# Systematic Investment Final Project
### 2019 NYU Stern Spring Semester
## Stock Price Prediction Using Navie Bayes Model


#### Principal Investigators: Ruijie (Cherry) Cai (rc3470),  Zhiyu Chen (zc987)) <br> Email: ruijiu.cai@stern.nyu.edu, zhiyu.chen@stern.nyu.edu


# Data Cleaning

**Overview:** The data behind our project comes from [“Tushare”](https://tushare.pro/), which is a Chinese financial data platforms for stocks, funds, futures, bonds, foreign exchange, industry big data, and block-chain data. As mentioned above, their [historical daily stock price](https://tushare.pro/document/2?doc_id=27) provides access to all the data we need.

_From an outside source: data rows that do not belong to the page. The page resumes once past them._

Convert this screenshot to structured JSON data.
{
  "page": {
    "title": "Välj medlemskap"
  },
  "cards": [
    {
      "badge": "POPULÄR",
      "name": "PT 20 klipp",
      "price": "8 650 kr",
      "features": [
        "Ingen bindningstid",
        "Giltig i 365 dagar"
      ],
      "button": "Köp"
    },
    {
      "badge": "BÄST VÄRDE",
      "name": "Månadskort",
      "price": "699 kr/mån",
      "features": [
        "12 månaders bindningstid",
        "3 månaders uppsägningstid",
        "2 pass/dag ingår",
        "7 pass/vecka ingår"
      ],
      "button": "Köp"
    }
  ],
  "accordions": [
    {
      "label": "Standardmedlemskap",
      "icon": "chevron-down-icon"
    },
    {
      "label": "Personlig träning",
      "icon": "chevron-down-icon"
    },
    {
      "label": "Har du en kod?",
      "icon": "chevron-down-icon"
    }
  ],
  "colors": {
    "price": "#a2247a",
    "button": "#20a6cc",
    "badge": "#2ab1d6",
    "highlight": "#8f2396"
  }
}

**Important Variables:** The key series that we must retrieve are as follows which are defined as:

- **Close Price**
It is the final price at which a security is traded on a given trading day. The closing price represents the most up-to-date valuation of a security until trading commences again on the next trading day.

- **Trading Volumn**
In capital markets, volume, or trading volume, is the amount of a security that was traded during a given period of time. In the context of a single stock trading on a stock exchange, the volume is commonly reported as the number of shares that changed hands during a given day. 

**Access**: We will install and launch the [Tushare library](https://tushare.pro/document/1?doc_id=7) to download and access the data. Below We demonstrate that We have the ability to access the data.

In [62]:
import tushare as ts                   # A Chinese financial data platform. Install this model to get access to the stock price
import pandas as pd                    # data package
import matplotlib.pyplot as plt        # graphics module  
import datetime as dt                  # date and time module
import numpy as np                     # foundation for pandas 

In [63]:
#in order to get access to the financial data in Tushare, we need to apply for an account and get this token

ts.set_token("2b8517650616c498e2621ed18ea7217731b6e09879a8fa917156f0b2")

pro = ts.pro_api()

data = pro.stock_basic(exchange='', list_status='L', fields='ts_code,symbol,name,area,industry,list_date').set_index("list_date")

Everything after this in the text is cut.